Addio a Oliver Sacks, il neurologo delle storie

Autore di bestseller come “Risvegli”, “L’uomo che scambiò sua moglie per un cappello”, “Allucinazioni”, aveva 82 anni
Nella foto tratta dal web il 7 luglio 2013 il neurologo e scrittore Oliver Sacks. ANSA/WEB +++NO SALES - EDITORIAL USE ONLY+++
Nella foto tratta dal web il 7 luglio 2013 il neurologo e scrittore Oliver Sacks. ANSA/WEB +++NO SALES - EDITORIAL USE ONLY+++

NEW YORK. Il famoso neurologo e scrittore britannico Oliver Sacks è morto ieri a New York. Aveva 82 anni. A febbraio, lui stesso aveva scritto un editoriale sul “New York Times” per raccontare che era ammalato di cancro.

di ALESSANDRO MEZZENA LONA

La vecchiaia non lo spaventava. Perché Oliver Sacks sosteneva di «sentire nelle ossa il significato di un secolo». Non gli faceva paura nemmeno il cancro, perché provava «un grande senso di pace dentro di me» da quando aveva deciso di raccontare ai lettori nel libro di memorie “On the move”, e sulle pagine del “New York Times” e de “la Repubblica”, quanto difficile fosse stato far accettare ai suoi genitori il fatto di essere gay.

Aveva 18 anni quando confessò a suo padre quella che lui considerava «solo una sensazione». Sua madre non capì e lo affrontò a muso duro: «Sei un abominio. Vorrei che tu non fossi mai nato». Solo moltissimi anni dopo avrebbe ritrovato una certa sintonia con la sua famiglia di ebrei ortodossi.

Nato a Londra nel 1933, figlio di un dottore specializzato in medicina interna e di uno dei primi chirurghi donna d’Inghilterra, docente di Neurologia alla New York University School of Medicine, professore alla Columbia University, Oliver Sacks si è fatto conoscere in tutto il mondo da lettori poco esperti di cose mediche per i suoi straordinari libri. In cui, partendo spesso da patologie personali (come la prosopagnosia, che crea difficoltà nel riconoscere i volti delle persone), ha raccontato aspetti sconosciuti di certe malattie capaci di creare problemi anche dal punto di vista sociale.

Due, in particolare, i libri che lo hanno consacrato come scrittore. “Risvegli”, dalla quale è stato tratto un film omonimo di Penny Marshall con Robert De Niro e Robin Williams, raccontava storie di pazienti post-encefalitici abbandonati in uno stato letargico anche per trent’anni che, con la somministrazione di una nuova sostanza, la L-Dopa, tornavano quasi per miracolo alla realtà. E “L'uomo che scambiò sua moglie per un cappello”, il primo bestseller: portava alla ribalta il caso di un uomo affetto da una malattia visiva, l'agnosia. L’opera aveva dato spunto al musicista Michael Nyman per la creazione di un melodramma.

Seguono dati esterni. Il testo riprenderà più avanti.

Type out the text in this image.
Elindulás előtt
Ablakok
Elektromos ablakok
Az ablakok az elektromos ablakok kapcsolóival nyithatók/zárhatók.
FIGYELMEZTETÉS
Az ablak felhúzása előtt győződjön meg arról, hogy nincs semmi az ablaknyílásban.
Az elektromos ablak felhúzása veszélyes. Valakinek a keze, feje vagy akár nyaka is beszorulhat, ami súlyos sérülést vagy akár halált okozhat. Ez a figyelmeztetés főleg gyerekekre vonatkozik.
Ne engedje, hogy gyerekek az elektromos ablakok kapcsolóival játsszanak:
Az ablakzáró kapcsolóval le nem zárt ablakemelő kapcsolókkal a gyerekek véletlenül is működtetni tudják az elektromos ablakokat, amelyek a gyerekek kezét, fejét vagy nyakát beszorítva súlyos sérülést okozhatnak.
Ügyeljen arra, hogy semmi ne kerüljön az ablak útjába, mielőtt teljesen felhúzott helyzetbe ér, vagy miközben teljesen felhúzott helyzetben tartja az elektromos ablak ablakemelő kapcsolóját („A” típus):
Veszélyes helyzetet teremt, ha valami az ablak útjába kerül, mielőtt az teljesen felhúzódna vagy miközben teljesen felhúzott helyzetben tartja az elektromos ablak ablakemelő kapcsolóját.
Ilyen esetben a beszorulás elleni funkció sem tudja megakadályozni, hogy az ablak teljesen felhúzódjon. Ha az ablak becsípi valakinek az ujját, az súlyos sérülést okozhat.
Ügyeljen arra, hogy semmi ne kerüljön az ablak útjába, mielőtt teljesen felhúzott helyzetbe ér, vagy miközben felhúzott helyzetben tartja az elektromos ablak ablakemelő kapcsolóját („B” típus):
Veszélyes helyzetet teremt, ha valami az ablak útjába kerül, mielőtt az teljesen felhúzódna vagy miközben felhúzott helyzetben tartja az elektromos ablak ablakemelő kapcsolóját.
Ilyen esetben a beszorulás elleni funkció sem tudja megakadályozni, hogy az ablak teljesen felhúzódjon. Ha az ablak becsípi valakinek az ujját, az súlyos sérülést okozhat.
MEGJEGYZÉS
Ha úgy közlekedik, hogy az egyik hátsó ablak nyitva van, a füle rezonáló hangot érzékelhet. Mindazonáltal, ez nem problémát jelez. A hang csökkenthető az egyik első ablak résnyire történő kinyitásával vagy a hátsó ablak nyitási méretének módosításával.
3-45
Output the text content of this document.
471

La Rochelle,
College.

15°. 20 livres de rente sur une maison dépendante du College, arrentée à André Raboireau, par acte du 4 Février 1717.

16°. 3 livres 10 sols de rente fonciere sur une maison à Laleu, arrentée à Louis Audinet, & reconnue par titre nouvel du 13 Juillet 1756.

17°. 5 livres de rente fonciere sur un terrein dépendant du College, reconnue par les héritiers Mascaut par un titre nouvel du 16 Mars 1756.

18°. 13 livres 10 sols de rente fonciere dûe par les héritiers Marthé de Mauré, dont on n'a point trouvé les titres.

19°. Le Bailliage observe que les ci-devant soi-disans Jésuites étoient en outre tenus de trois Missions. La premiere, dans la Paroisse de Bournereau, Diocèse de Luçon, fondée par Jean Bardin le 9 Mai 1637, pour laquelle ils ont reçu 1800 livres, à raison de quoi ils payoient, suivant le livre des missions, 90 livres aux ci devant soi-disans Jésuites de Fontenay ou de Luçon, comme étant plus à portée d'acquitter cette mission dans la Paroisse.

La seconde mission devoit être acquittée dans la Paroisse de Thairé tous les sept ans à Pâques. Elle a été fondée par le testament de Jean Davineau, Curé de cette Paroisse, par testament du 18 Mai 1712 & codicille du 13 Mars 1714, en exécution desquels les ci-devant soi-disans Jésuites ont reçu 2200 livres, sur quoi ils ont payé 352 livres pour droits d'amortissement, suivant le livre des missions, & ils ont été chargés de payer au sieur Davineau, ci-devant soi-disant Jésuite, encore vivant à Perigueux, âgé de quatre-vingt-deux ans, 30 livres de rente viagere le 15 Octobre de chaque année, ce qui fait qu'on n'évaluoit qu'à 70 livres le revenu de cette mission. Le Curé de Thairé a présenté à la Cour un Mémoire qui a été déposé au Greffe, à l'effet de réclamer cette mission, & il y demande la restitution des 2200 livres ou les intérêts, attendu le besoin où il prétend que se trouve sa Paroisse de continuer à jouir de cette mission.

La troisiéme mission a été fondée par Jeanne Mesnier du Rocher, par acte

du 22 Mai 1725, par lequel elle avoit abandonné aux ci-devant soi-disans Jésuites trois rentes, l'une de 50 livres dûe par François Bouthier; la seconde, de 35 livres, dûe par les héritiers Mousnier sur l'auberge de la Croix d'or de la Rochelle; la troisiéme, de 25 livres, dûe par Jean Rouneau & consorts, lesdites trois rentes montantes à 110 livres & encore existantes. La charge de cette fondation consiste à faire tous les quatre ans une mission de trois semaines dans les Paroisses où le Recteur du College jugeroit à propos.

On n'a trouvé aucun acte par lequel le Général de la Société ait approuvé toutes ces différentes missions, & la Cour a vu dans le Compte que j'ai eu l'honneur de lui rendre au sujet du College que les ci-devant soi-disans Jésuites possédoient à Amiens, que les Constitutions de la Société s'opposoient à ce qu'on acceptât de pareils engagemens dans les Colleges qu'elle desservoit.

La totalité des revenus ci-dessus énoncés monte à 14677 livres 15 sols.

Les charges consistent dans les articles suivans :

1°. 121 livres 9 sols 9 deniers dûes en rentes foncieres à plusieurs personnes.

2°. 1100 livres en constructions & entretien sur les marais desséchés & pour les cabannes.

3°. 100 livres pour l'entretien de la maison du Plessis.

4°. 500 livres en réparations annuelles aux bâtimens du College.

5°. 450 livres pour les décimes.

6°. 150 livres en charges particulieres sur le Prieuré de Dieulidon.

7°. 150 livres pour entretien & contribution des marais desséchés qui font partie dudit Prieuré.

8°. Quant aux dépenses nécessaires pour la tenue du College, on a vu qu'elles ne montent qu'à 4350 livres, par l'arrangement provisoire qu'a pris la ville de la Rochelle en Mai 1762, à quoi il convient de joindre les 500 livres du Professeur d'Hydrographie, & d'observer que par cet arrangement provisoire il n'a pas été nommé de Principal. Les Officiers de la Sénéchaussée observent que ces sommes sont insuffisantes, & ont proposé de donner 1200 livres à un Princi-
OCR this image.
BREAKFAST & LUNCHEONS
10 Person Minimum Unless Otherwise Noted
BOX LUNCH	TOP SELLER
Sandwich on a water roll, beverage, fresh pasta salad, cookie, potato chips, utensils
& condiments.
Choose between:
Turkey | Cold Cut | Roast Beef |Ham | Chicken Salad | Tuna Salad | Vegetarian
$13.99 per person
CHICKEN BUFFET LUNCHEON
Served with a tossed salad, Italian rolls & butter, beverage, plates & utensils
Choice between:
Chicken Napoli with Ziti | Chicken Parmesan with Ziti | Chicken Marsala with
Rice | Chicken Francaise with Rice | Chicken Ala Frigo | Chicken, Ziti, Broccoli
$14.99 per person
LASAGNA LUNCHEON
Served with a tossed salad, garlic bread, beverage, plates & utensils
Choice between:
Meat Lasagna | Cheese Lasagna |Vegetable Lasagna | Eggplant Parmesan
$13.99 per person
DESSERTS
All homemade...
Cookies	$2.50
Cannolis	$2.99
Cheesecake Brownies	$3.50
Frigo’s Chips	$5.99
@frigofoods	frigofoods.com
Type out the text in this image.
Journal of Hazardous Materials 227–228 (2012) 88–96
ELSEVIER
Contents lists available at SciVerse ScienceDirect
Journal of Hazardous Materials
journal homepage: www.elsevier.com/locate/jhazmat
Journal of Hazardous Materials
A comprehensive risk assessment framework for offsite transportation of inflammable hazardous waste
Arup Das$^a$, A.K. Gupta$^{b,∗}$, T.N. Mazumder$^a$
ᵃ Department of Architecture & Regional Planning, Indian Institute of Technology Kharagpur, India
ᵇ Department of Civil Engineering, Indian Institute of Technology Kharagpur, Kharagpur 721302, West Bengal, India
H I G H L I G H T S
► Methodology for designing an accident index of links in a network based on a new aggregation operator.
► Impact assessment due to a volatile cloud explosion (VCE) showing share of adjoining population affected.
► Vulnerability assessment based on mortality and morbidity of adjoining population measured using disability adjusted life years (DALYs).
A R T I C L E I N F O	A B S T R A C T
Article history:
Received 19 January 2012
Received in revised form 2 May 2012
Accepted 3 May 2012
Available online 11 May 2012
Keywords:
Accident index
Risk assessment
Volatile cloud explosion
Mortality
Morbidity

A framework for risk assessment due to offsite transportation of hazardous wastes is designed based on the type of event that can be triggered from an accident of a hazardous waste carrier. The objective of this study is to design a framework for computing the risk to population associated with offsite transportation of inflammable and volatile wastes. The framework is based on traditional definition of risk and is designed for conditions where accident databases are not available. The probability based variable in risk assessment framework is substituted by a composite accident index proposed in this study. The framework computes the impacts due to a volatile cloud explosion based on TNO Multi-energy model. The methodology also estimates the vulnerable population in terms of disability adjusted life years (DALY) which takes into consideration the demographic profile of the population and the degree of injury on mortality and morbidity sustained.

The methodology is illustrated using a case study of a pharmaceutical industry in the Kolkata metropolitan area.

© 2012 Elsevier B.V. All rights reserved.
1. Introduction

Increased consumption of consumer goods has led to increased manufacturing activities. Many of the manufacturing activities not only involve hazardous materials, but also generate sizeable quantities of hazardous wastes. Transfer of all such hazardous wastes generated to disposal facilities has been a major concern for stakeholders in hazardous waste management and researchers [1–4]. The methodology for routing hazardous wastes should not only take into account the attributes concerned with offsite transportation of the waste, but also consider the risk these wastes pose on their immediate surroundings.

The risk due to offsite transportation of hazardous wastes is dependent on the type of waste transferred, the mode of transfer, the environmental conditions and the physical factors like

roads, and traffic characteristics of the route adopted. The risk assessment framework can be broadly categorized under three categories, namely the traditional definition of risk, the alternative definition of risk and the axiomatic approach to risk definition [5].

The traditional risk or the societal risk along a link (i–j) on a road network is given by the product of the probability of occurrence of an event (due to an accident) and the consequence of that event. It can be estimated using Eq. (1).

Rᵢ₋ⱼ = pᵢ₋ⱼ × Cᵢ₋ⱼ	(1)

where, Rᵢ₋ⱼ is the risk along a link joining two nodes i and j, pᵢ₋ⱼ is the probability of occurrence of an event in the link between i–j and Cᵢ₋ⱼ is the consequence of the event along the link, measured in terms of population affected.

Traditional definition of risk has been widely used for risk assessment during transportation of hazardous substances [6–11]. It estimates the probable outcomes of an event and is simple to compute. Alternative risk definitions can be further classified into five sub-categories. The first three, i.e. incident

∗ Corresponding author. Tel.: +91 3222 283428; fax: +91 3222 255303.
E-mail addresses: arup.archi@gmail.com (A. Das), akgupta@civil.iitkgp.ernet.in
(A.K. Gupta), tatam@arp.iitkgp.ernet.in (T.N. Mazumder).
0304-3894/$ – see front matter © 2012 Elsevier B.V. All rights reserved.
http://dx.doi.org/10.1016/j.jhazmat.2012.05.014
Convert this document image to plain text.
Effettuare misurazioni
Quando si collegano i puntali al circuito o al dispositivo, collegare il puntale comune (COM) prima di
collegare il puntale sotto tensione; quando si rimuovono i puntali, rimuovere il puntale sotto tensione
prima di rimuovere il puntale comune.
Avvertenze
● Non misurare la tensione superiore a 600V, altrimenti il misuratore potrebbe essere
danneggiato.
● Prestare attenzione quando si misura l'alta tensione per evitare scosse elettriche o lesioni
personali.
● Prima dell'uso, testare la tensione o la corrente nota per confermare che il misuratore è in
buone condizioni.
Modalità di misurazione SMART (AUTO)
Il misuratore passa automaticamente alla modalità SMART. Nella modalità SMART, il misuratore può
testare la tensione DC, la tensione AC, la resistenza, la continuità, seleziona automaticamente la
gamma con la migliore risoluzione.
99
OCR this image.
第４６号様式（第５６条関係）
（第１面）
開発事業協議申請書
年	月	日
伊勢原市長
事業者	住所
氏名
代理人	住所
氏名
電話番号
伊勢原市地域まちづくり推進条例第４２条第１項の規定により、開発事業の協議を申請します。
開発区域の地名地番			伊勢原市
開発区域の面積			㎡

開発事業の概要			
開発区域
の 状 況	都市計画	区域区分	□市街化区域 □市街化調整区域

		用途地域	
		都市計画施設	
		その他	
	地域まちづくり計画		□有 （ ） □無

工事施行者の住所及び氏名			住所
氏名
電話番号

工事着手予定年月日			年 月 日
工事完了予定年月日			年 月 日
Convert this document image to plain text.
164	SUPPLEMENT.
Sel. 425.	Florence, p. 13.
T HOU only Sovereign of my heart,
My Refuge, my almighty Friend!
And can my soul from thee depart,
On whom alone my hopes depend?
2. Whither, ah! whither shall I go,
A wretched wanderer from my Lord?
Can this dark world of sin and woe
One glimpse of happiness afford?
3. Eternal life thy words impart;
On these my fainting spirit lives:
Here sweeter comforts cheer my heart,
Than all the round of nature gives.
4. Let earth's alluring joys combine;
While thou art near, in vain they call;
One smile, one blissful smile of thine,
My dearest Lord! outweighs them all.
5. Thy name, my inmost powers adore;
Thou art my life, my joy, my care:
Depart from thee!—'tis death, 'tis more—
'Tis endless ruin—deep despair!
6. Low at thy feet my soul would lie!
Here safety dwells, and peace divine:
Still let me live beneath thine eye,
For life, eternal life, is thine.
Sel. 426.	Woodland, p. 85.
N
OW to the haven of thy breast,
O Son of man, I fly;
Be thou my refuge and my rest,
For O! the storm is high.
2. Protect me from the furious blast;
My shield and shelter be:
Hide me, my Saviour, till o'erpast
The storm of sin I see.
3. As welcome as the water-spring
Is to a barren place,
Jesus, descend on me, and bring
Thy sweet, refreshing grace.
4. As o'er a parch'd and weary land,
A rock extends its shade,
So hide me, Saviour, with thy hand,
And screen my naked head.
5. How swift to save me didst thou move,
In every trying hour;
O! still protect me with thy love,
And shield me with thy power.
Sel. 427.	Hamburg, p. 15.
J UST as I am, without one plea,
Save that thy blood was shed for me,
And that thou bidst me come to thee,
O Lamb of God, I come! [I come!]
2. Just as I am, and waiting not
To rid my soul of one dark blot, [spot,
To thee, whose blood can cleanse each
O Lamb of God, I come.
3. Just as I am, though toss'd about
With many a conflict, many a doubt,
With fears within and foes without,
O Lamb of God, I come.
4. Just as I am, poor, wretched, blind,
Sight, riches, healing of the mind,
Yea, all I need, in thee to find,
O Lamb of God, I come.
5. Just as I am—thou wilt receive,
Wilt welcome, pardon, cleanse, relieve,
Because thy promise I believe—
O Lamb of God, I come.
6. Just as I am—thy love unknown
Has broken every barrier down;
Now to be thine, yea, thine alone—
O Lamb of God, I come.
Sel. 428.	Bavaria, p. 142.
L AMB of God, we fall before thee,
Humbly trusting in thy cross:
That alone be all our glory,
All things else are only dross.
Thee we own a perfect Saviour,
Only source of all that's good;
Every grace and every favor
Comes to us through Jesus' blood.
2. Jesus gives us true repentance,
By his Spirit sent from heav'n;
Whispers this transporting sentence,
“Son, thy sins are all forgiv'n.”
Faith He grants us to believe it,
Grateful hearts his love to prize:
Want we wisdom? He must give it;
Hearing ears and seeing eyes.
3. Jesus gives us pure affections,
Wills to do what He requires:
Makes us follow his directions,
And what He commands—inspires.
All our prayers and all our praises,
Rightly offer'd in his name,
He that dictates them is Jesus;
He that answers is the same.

“Un antropologo su Marte”, che aveva vinto un Polk Award, era un viaggio nella vita della professoressa Temple Grandin affetta da una particolare forma di autismo: la sindrome di Asperger. “Vedere voci” entrava nel mondo pieno di visioni di chi ha perso la facoltà dell’udito, rivelando aspetti sconcertanti della sordità.

“Allucinazioni” rivelava senza tanti giri di parole l’uso, anche pesante, di sostanze stupefacenti che Oliver Sacks aveva praticato per lungo tempo. «Negli anni Settanta, quando lavoravo in California, dedicavo i miei fine settimana a questi viaggi. Prendevo un po’ di anfetamine, che mi hanno reso alla lunga dipendente, un poco di Lsd e ci aggiungevo una spruzzata di cannabis, tanto per rendere più piacevole l’effetto. Una volta mi dissi: voglio vedere il colore indaco. Iniziò un viaggio che mi mostrò un capolavoro cromatico che nemmeno Giotto era mai riuscito a realizzare». Ma Sacks, in quel libro, si era addentrato anche nel terreno minato delle visioni estatiche, raccontando storie di pazienti con allucinazioni in tutto identiche a quelle dei santi, dei veggenti.

Del resto, Sacks non aveva paura di dire quello che pensava. A chi gli sottoponeva la rituale domanda su scienza e religione, rispondeva: «Non credo nell’immortalità. Penso che, se esistesse, farebbe un grave danno al genere umano. Io mi accontento di vivere ancora qualche anno in buona salute, per provare ancora qualche gioia. Poi toglierò il disturbo».

Se n’è andato lasciando ai lettori un altro libro: “Il diario di Oaxaca”, tradotto da Maurizio Migliaccio per Adelphi.